I’ve been following and occasionally commenting on a lot of recent diaries here about Christians, Christianity, and who or what or how much is to blame for the religious mess we’re in. I thought I’d chime in with a few thoughts of my own, based on research I’ve been doing for the past several years on the origins and application of Christianity.
All religions have good and bad points (even the Aztec religion). What happens with organized religion — a religion with a defined priesthood and prescribed rules, rewards, and punishments — is that they tend to magnify the good and bad extremes. And as organized religions gain access to secular power, they tend to be corrupted by that access and magnify their bad points even more.
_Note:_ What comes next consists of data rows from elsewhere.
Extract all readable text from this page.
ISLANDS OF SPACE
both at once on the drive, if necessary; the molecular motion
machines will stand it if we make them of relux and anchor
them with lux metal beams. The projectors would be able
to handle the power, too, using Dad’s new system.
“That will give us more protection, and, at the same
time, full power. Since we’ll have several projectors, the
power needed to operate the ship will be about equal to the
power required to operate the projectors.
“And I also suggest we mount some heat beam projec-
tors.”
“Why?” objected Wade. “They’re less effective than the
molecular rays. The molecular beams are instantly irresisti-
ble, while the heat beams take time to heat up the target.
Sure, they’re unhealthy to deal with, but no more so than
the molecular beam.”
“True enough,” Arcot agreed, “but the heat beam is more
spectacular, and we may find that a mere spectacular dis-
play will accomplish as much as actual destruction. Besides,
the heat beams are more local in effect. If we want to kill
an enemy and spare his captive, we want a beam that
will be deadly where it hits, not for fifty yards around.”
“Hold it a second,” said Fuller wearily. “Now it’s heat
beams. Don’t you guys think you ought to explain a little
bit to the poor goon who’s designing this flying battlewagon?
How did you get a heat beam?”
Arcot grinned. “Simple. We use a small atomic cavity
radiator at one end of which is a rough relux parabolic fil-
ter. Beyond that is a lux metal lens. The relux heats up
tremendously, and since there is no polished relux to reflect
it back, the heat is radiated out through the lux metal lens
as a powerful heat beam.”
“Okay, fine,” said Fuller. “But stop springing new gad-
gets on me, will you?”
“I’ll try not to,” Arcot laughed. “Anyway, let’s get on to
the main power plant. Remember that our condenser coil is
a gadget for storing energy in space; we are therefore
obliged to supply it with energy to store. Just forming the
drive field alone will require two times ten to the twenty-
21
But Christianity has some unique aspects, derived from its origins and its early history. Among these are:
1. Belief that the world was about to end any moment. This is what drove the early missionaries to such efforts in the Roman empire — Jesus was about to come back and judge the world, and it was vital to get people to believe that so that they would be saved from hell when he did so. This also affected their attitude toward sex, society, and governance: none of these were important any more, since the world would shortly no longer need any of that. For reasons far too complex to go into here, the Catholic church eventually came to terms with the idea that the world would continue for the foreseeable future. Protestants, especially the more fundamentalist ones, and many evangelicals as well, continue to insist that the end is near, and make plans and policies on that basis.
2. Focus on individual salvation. In basic Christian theology, nothing in life is as important as how we will spend eternity afterwards. And that decision will be based less on what each person does as on what each person believes — believes that Jesus died for our sins. This belief is an individual one, meaning that each person is being asked to focus on his or her own salvation, with the welfare of the community, the society, the planet, coming as an afterthought.
3. Uniformity of belief. It’s not enough to believe in Jesus; you have to believe in him the right way. This goes back to the New Testament; read the letters of Paul, or some of the later epistles, which denounces people who believe in Jesus, but not quite in the way the author of the letter wants them to. This was no trivial matter: getting the details of belief wrong could condemn one to hell for trillions and trillions of years. Catholics and Protestants fought devastating wars in Europe, and some would go to war even now if allowed, all because each believes the other got the details of salvation wrong.
4. Universality of belief. All the above leads to another aspect that is unique to Christianity: the insistence that all the world believe the same thing (according to whatever details). Other religions either ignore nonbelievers (Judaism) or tolerate them (Islam), but don’t see it as their vital duty to save them from going to hell for their nonbelief. (I can’t speak as clearly about eastern religions, but I’m not aware of a similar attitude there. Extremist Muslim groups such as ISIS are historically out of the Muslim mainstream, so far.)
5. Discomfort with secular power. This might seem strange, given how Christian nationalists are currently working hard to seize the levers of power in the United States, but historically Christianity has had a complex relationship with the state. Early Christians had nothing to do with the state — the Roman empire — though actual persecutions were rarer than you might think. But once Constantine and Theodosius established Christianity as the religion of the empire, Christian theologians had to work out just how much they would combine the church with the state. They never did manage to completely do so, as the history of the medieval church easily shows. There has never been, so far as can think of, a Christian equivalent to the Muslim caliph, a ruler who was both the highest secular and the highest religious authority in Islam.
In our modern pluralistic world, many Christians have figured out how to come to terms with the first four aspects I’ve listed (not an exhaustive list at all). These are the Christians who are defending their faith in these diaries. Those here who attack Christianity (wholly or in part) are focused on those four aspects and the damage they’ve done to the world over the last 2000 years. I suggest that each group needs to acknowledge where the other is coming from.
Last thought, regarding the fifth aspect: If we do end up with some kind of theocracy in the United States, it will tear itself apart very quickly, as Catholics (of several sorts) and Protestants (of many sorts) vie for control and the secular keys to heaven.